Du 15 janvier au 2 février
prochain, le Périscope nous présente
une version retravaillée de la pièce Quand
le sage pointe la lune, le fou regarde le doigt,
signé Marc Doré et la Troupe
du Soucide Collectif. Comme les grands fromages
qui nous font patienter pour mieux les savourer, cette
pièce nous revient plus goûteuse et plus
mature. Depuis sa première représentation
il y a deux ans, Catherine Dorion, Serge Bonin
et Nicola-Frank Vachon ont su évoluer
et gravir les planches, toujours en direction de la lune.
La spontanéité
dans la création, la naïveté d’un
regard enfantin, la résurrection de Sol et de ses
calembours, mais surtout le côté cru et «trashy»
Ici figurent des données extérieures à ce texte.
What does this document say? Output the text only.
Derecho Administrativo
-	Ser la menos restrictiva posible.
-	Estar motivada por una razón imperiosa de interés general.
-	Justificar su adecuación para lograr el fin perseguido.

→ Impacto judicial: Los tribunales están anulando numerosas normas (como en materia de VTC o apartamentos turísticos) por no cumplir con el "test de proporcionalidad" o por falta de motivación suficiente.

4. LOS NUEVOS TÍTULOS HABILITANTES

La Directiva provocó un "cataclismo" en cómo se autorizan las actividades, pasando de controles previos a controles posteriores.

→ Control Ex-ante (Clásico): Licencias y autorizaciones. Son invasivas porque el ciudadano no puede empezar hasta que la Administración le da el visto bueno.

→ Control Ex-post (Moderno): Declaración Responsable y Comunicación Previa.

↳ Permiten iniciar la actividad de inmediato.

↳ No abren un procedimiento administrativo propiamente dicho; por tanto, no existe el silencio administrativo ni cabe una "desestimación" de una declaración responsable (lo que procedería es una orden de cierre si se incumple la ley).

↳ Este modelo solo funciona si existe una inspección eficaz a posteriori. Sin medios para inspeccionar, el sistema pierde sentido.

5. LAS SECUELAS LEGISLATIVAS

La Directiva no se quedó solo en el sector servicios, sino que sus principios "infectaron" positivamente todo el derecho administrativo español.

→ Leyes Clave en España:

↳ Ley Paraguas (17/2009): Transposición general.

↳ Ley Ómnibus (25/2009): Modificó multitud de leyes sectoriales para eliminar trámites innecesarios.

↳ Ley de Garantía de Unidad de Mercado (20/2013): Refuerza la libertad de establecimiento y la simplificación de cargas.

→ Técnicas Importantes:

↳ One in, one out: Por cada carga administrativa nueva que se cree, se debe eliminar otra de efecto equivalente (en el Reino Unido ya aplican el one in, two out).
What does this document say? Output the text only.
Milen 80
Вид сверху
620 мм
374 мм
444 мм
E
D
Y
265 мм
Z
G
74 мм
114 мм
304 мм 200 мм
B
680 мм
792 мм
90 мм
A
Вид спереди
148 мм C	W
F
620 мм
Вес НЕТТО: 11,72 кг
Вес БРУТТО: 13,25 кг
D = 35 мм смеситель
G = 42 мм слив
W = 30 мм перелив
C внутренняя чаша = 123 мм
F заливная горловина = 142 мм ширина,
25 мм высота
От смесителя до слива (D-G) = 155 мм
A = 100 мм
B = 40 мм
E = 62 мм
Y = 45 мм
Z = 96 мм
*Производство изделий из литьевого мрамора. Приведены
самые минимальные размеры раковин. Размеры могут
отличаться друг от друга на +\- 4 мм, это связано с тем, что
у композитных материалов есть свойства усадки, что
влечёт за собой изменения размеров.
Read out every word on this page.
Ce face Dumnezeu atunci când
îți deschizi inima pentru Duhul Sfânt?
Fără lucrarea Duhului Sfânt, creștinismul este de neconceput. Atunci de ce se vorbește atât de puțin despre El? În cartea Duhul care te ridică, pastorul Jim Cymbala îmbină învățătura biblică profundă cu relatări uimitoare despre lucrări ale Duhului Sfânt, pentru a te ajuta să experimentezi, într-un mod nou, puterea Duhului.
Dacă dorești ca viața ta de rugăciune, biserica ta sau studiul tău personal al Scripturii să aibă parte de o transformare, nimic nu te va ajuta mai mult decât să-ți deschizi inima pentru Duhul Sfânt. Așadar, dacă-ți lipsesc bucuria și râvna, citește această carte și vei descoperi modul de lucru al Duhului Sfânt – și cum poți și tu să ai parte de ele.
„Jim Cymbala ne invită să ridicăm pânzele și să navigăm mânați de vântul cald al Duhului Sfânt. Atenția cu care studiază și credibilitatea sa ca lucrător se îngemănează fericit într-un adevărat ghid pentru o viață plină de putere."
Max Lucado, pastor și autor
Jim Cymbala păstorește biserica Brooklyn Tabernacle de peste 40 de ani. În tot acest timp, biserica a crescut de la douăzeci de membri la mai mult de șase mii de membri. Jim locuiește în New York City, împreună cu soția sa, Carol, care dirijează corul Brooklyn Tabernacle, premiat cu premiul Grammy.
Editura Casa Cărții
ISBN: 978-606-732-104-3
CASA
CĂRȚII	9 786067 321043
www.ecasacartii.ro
des textes et des sujets ont de quoi nous faire rire de
nous-même… ou pleurer. À travers «le
Pow!», le tape-à-l’œil des
valeurs occidentales, un espoir sortit de nulle part persiste.

Les grandes discussions
sur l’état du monde sortent de nos salons
pour se glisser dans un genre de cratère terrien,
dépotoir humain visuellement frappant et musicalement
parlant où trois clowns n’ayant littéralement
pas la langue dans leur poche «évoquent
sans rien affirmer», énonce le comédien
Nicola-Frank Vachon. «Le clown a un regard très
naïf et très nouveau sur le monde, il aborde
les problèmes qu’on est habitué de
voir en s’investissant dans le présent et
en absorbant tout comme un enfant. Le fait qu’il
ne soit pas un être normal, qu’il n’ait
pas de nom, nous permet de nous distancier, mais chacun
peut s’y reconnaître».
C’est au cours
de leurs études au Conservatoire d’art dramatique
de Québec que deux des trois acolytes, Catherine
Dorion et Nicola-Frank Vachon, ont été saisis
par la tactique de jeu enseignée par leur ancien
professeur, Marc Doré. Ce dernier ayant rapportée
celle-ci directement de l’école Jacques Lecoq
en France jusqu’au Québec. Pour M.Doré,
aussi metteur en scène de la pièce, l’utilisation
du clown n’a rien à voir avec le clown idiot
du cirque. «Dans le clown, on parle ici d’imagination
de l’acteur où il peut tout jouer. C’est
toutes les formes de théâtres qui sont permises».
L’exploitation du clown comme médium a été
une source d’inspiration incontestable pour les
comédiens qui désirent continuer son exploration.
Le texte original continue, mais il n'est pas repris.